🤖 AI Summary
This work addresses catastrophic forgetting in large language models during continual learning, a challenge exacerbated by existing replay methods that rely on fixed-interval strategies ill-suited to the model’s dynamic evolution. To overcome this limitation, the authors propose FOREVER, a novel framework that, for the first time, integrates the Ebbinghaus forgetting curve into continual learning for large language models. FOREVER defines “model time” based on optimizer update magnitudes to dynamically schedule both the timing and intensity of memory replay. This adaptive mechanism is further enhanced by an intensity-aware regularization strategy, aligning memory updates with the model’s internal learning dynamics. Evaluated across three benchmarks on models ranging from 0.6B to 13B parameters, FOREVER consistently and significantly mitigates forgetting, outperforming current state-of-the-art replay-based approaches.
📝 Abstract
Continual learning (CL) for large language models (LLMs) aims to enable sequential knowledge acquisition without catastrophic forgetting.

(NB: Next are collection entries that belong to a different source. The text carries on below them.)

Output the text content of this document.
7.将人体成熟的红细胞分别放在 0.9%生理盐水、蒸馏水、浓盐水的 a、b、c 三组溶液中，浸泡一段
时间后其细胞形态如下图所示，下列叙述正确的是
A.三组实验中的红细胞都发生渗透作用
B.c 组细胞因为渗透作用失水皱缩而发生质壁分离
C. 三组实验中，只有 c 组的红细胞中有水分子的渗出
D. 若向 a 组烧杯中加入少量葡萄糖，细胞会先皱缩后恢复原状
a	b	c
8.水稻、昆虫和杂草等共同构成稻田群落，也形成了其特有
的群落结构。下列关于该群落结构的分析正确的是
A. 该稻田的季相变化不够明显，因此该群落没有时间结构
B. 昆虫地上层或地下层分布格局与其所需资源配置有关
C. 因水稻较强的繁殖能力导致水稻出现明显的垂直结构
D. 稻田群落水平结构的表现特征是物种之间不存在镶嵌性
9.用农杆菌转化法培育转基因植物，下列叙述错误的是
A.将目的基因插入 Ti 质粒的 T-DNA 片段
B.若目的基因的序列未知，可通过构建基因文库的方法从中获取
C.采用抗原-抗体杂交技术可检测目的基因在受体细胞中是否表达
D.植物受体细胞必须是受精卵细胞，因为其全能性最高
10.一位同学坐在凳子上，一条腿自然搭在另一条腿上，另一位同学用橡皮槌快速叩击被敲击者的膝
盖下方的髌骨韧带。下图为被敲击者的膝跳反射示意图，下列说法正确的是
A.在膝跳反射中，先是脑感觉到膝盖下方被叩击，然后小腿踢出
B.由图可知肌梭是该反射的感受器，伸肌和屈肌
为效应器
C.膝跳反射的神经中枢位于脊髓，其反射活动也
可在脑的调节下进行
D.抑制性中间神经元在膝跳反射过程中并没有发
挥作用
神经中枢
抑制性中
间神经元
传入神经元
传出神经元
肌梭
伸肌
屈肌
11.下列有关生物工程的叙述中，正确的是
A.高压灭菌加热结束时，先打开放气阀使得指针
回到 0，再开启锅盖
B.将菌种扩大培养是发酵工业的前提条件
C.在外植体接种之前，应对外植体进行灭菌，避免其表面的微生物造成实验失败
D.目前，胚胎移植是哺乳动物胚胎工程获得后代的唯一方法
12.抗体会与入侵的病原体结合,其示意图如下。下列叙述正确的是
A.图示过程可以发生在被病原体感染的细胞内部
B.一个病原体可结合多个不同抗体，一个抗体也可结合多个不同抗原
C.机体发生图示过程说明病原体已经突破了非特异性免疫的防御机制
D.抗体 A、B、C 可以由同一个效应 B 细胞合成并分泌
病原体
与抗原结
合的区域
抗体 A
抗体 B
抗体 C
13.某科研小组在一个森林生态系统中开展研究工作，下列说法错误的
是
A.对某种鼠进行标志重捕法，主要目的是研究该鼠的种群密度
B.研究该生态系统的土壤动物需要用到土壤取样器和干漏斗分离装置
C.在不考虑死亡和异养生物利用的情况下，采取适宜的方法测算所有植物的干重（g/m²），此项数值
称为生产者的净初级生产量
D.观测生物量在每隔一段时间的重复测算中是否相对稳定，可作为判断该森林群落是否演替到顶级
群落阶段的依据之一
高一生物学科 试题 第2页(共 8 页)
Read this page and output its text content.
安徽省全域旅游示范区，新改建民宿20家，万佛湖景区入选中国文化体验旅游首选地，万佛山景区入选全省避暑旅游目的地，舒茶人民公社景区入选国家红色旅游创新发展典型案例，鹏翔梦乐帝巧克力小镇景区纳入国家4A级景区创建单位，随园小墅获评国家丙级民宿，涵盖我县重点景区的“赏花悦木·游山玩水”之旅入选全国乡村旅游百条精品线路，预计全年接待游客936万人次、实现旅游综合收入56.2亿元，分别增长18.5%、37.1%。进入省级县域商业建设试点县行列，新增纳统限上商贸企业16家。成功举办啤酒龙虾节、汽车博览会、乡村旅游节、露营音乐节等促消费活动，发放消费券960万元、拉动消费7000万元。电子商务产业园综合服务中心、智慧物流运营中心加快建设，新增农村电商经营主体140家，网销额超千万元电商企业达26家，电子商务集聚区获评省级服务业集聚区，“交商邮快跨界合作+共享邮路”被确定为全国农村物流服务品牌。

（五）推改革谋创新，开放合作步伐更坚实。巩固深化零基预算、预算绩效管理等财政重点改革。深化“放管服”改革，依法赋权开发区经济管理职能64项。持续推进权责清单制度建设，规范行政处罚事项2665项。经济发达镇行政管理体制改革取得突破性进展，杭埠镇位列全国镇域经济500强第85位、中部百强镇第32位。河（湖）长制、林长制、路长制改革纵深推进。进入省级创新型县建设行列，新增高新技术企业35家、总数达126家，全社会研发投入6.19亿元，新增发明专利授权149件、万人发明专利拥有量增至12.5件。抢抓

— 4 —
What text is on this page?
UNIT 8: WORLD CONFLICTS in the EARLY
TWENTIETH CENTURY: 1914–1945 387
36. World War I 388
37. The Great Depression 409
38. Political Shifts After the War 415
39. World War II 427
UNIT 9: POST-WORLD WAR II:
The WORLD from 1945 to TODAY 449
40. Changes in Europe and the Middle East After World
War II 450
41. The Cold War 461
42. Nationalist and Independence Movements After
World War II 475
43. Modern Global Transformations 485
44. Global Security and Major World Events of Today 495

Memory replay methods are widely used for their practicality and effectiveness, but most rely on fixed, step-based heuristics that often misalign with the model's actual learning progress, since identical training steps can result in varying degrees of parameter change. Motivated by recent findings that LLM forgetting mirrors the Ebbinghaus human forgetting curve, we propose FOREVER (FORgEtting curVe-inspired mEmory Replay), a novel CL framework that aligns replay schedules with a model-centric notion of time. FOREVER defines model time using the magnitude of optimizer updates, allowing forgetting curve-inspired replay intervals to align with the model's internal evolution rather than raw training steps. Building on this approach, FOREVER incorporates a forgetting curve-based replay scheduler to determine when to replay and an intensity-aware regularization mechanism to adaptively control how to replay. Extensive experiments on three CL benchmarks and models ranging from 0.6B to 13B parameters demonstrate that FOREVER consistently mitigates catastrophic forgetting.